Os produtores querem que a Conab volte a fazer estoques reguladores no Paraná. Para suprir as necessidades, muitos estão comprando milho no Centro-Oeste, onde o custo do frete onera o valor do grão no mercado. Além disso, a qualidade do grão não tem agradado aos criadores. Uma comissão vai levantar a demanda de milho necessária até o final do ano. De posse dos dados pedirá recursos ao Ministéiro da Agricultura.
Só no ano passado, a Conab autorizou a remoção de cerca de 500 mil t para as indústrias do RS. E esse ano, com a expansão do segmento de avicultura e suinocultura, as indústrias voltaram a comprar no mercado paranaense. Como o mercado é aberto, não se pode impedir a venda, admite Cardoso. Mas ele afirma que não é justo que pequenos granjeiros tenham que comprar milho em Mato Grosso ou de Goiás, pagando o alto custo do frete, sendo que o Paraná é o primeiro estado produtor de milho.

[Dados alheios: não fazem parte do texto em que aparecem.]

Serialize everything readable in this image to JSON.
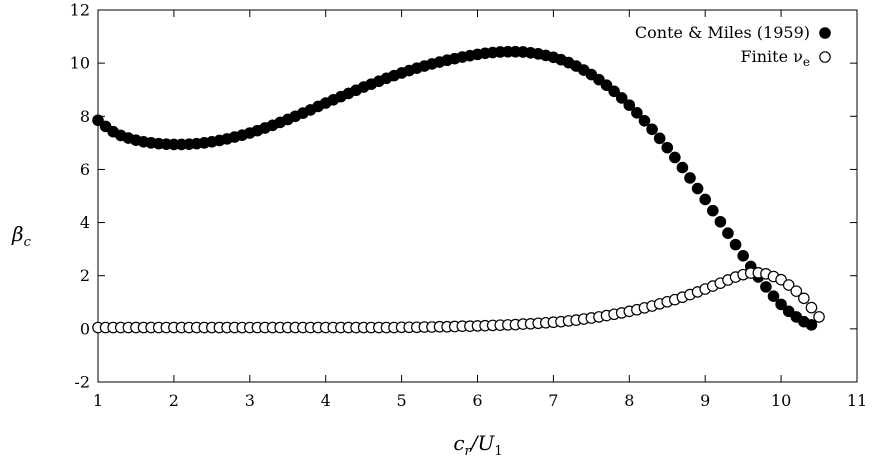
{
  "chart_data": {
    "type": "scatter",
    "title": "",
    "xlabel": "c_r/U_1",
    "ylabel": "β_c",
    "xlim": [
      1,
      11
    ],
    "ylim": [
      -2,
      12
    ],
    "x_ticks": [
      "1",
      "2",
      "3",
      "4",
      "5",
      "6",
      "7",
      "8",
      "9",
      "10",
      "11"
    ],
    "y_ticks": [
      "-2",
      "0",
      "2",
      "4",
      "6",
      "8",
      "10",
      "12"
    ],
    "grid": false,
    "legend_position": "top-right",
    "series": [
      {
        "name": "Conte & Miles (1959)",
        "marker": "filled-circle",
        "points": [
          [
            1.0,
            7.85
          ],
          [
            1.1,
            7.62
          ],
          [
            1.2,
            7.42
          ],
          [
            1.3,
            7.28
          ],
          [
            1.4,
            7.18
          ],
          [
            1.5,
            7.1
          ],
          [
            1.6,
            7.04
          ],
          [
            1.7,
            7.0
          ],
          [
            1.8,
            6.97
          ],
          [
            1.9,
            6.95
          ],
          [
            2.0,
            6.94
          ],
          [
            2.1,
            6.94
          ],
          [
            2.2,
            6.95
          ],
          [
            2.3,
            6.97
          ],
          [
            2.4,
            7.0
          ],
          [
            2.5,
            7.04
          ],
          [
            2.6,
            7.09
          ],
          [
            2.7,
            7.15
          ],
          [
            2.8,
            7.22
          ],
          [
            2.9,
            7.29
          ],
          [
            3.0,
            7.37
          ],
          [
            3.1,
            7.46
          ],
          [
            3.2,
            7.56
          ],
          [
            3.3,
            7.66
          ],
          [
            3.4,
            7.77
          ],
          [
            3.5,
            7.88
          ],
          [
            3.6,
            8.0
          ],
          [
            3.7,
            8.12
          ],
          [
            3.8,
            8.24
          ],
          [
            3.9,
            8.37
          ],
          [
            4.0,
            8.5
          ],
          [
            4.1,
            8.62
          ],
          [
            4.2,
            8.74
          ],
          [
            4.3,
            8.86
          ],
          [
            4.4,
            8.98
          ],
          [
            4.5,
            9.1
          ],
          [
            4.6,
            9.21
          ],
          [
            4.7,
            9.32
          ],
          [
            4.8,
            9.43
          ],
          [
            4.9,
            9.53
          ],
          [
            5.0,
            9.63
          ],
          [
            5.1,
            9.72
          ],
          [
            5.2,
            9.81
          ],
          [
            5.3,
            9.89
          ],
          [
            5.4,
            9.97
          ],
          [
            5.5,
            10.04
          ],
          [
            5.6,
            10.11
          ],
          [
            5.7,
            10.17
          ],
          [
            5.8,
            10.23
          ],
          [
            5.9,
            10.28
          ],
          [
            6.0,
            10.33
          ],
          [
            6.1,
            10.37
          ],
          [
            6.2,
            10.4
          ],
          [
            6.3,
            10.42
          ],
          [
            6.4,
            10.43
          ],
          [
            6.5,
            10.43
          ],
          [
            6.6,
            10.42
          ],
          [
            6.7,
            10.39
          ],
          [
            6.8,
            10.35
          ],
          [
            6.9,
            10.29
          ],
          [
            7.0,
            10.22
          ],
          [
            7.1,
            10.13
          ],
          [
            7.2,
            10.02
          ],
          [
            7.3,
            9.89
          ],
          [
            7.4,
            9.74
          ],
          [
            7.5,
            9.57
          ],
          [
            7.6,
            9.38
          ],
          [
            7.7,
            9.17
          ],
          [
            7.8,
            8.94
          ],
          [
            7.9,
            8.69
          ],
          [
            8.0,
            8.42
          ],
          [
            8.1,
            8.13
          ],
          [
            8.2,
            7.83
          ],
          [
            8.3,
            7.51
          ],
          [
            8.4,
            7.17
          ],
          [
            8.5,
            6.82
          ],
          [
            8.6,
            6.45
          ],
          [
            8.7,
            6.07
          ],
          [
            8.8,
            5.68
          ],
          [
            8.9,
            5.28
          ],
          [
            9.0,
            4.87
          ],
          [
            9.1,
            4.45
          ],
          [
            9.2,
            4.03
          ],
          [
            9.3,
            3.6
          ],
          [
            9.4,
            3.17
          ],
          [
            9.5,
            2.75
          ],
          [
            9.6,
            2.35
          ],
          [
            9.7,
            1.95
          ],
          [
            9.8,
            1.58
          ],
          [
            9.9,
            1.23
          ],
          [
            10.0,
            0.92
          ],
          [
            10.1,
            0.66
          ],
          [
            10.2,
            0.45
          ],
          [
            10.3,
            0.27
          ],
          [
            10.4,
            0.15
          ]
        ]
      },
      {
        "name": "Finite ν_e",
        "marker": "open-circle",
        "points": [
          [
            1.0,
            0.05
          ],
          [
            1.1,
            0.05
          ],
          [
            1.2,
            0.05
          ],
          [
            1.3,
            0.05
          ],
          [
            1.4,
            0.05
          ],
          [
            1.5,
            0.05
          ],
          [
            1.6,
            0.05
          ],
          [
            1.7,
            0.05
          ],
          [
            1.8,
            0.05
          ],
          [
            1.9,
            0.05
          ],
          [
            2.0,
            0.05
          ],
          [
            2.1,
            0.05
          ],
          [
            2.2,
            0.05
          ],
          [
            2.3,
            0.05
          ],
          [
            2.4,
            0.05
          ],
          [
            2.5,
            0.05
          ],
          [
            2.6,
            0.05
          ],
          [
            2.7,
            0.05
          ],
          [
            2.8,
            0.05
          ],
          [
            2.9,
            0.05
          ],
          [
            3.0,
            0.05
          ],
          [
            3.1,
            0.05
          ],
          [
            3.2,
            0.05
          ],
          [
            3.3,
            0.05
          ],
          [
            3.4,
            0.05
          ],
          [
            3.5,
            0.05
          ],
          [
            3.6,
            0.05
          ],
          [
            3.7,
            0.05
          ],
          [
            3.8,
            0.05
          ],
          [
            3.9,
            0.05
          ],
          [
            4.0,
            0.05
          ],
          [
            4.1,
            0.05
          ],
          [
            4.2,
            0.05
          ],
          [
            4.3,
            0.05
          ],
          [
            4.4,
            0.05
          ],
          [
            4.5,
            0.05
          ],
          [
            4.6,
            0.05
          ],
          [
            4.7,
            0.05
          ],
          [
            4.8,
            0.05
          ],
          [
            4.9,
            0.05
          ],
          [
            5.0,
            0.06
          ],
          [
            5.1,
            0.06
          ],
          [
            5.2,
            0.06
          ],
          [
            5.3,
            0.07
          ],
          [
            5.4,
            0.07
          ],
          [
            5.5,
            0.08
          ],
          [
            5.6,
            0.08
          ],
          [
            5.7,
            0.09
          ],
          [
            5.8,
            0.1
          ],
          [
            5.9,
            0.1
          ],
          [
            6.0,
            0.11
          ],
          [
            6.1,
            0.12
          ],
          [
            6.2,
            0.13
          ],
          [
            6.3,
            0.14
          ],
          [
            6.4,
            0.15
          ],
          [
            6.5,
            0.16
          ],
          [
            6.6,
            0.18
          ],
          [
            6.7,
            0.19
          ],
          [
            6.8,
            0.21
          ],
          [
            6.9,
            0.23
          ],
          [
            7.0,
            0.25
          ],
          [
            7.1,
            0.27
          ],
          [
            7.2,
            0.3
          ],
          [
            7.3,
            0.33
          ],
          [
            7.4,
            0.37
          ],
          [
            7.5,
            0.41
          ],
          [
            7.6,
            0.45
          ],
          [
            7.7,
            0.5
          ],
          [
            7.8,
            0.55
          ],
          [
            7.9,
            0.6
          ],
          [
            8.0,
            0.66
          ],
          [
            8.1,
            0.72
          ],
          [
            8.2,
            0.79
          ],
          [
            8.3,
            0.86
          ],
          [
            8.4,
            0.94
          ],
          [
            8.5,
            1.02
          ],
          [
            8.6,
            1.1
          ],
          [
            8.7,
            1.19
          ],
          [
            8.8,
            1.29
          ],
          [
            8.9,
            1.39
          ],
          [
            9.0,
            1.5
          ],
          [
            9.1,
            1.61
          ],
          [
            9.2,
            1.72
          ],
          [
            9.3,
            1.84
          ],
          [
            9.4,
            1.95
          ],
          [
            9.5,
            2.04
          ],
          [
            9.6,
            2.1
          ],
          [
            9.7,
            2.11
          ],
          [
            9.8,
            2.07
          ],
          [
            9.9,
            1.97
          ],
          [
            10.0,
            1.85
          ],
          [
            10.1,
            1.65
          ],
          [
            10.2,
            1.42
          ],
          [
            10.3,
            1.15
          ],
          [
            10.4,
            0.8
          ],
          [
            10.5,
            0.45
          ]
        ]
      }
    ]
  }
}
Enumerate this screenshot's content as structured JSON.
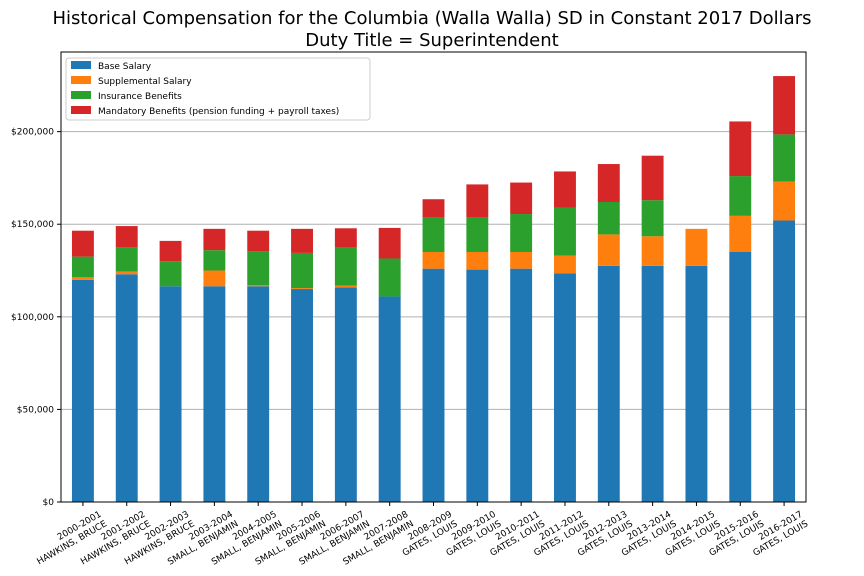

A preocupação de Cardoso é com a manutenção da venda de milho em balcão durante o período de entressafra, operação realizada pela Conab. Através dela, os pequenos criadores podem comprar até 15 t/mês, pelo valor do último leilão realizado na região onde está sendo feita a operação. Em Francisco Beltrão, a Conab vendeu milho em balcão esta semana por R$ 9,00/saca, sendo que na região, os produtores que não são integrados às indústrias ou não podem comprar da Conab estão pagando entre R$ 9,80 e R$ 10,00/saca.
Segundo Cardoso, nem a colheita do milho safrinha no mercado, que está se intensificando, tranquilizou os pequenos produtores. Devem ser colhidas em torno de 2,8 milhões de t no Paraná, mas a quantidade é considerada insuficiente diante do apetite do mercado, disse o produtor. O superintendete da Conab-PR, Airton Hack, informou que já está pedindo junto ao órgão em Brasilia, a liberação de recursos para que possa fazer a remoção de estoques de milho dos estados do Centro Oeste.
Mas ele não soube informar o volume que pode ser removido, diante da escassez dos estoques de milho disponíveis no País. A estimativa da Conab é que o ano agrícola seja encerrado com um estoque de 946 t, o menor volume dos últimos cinco anos. E mesmo assim, deverá haver uma importação de 1.337 t para suprir o consumo avaliado em quase 36 milhões de t.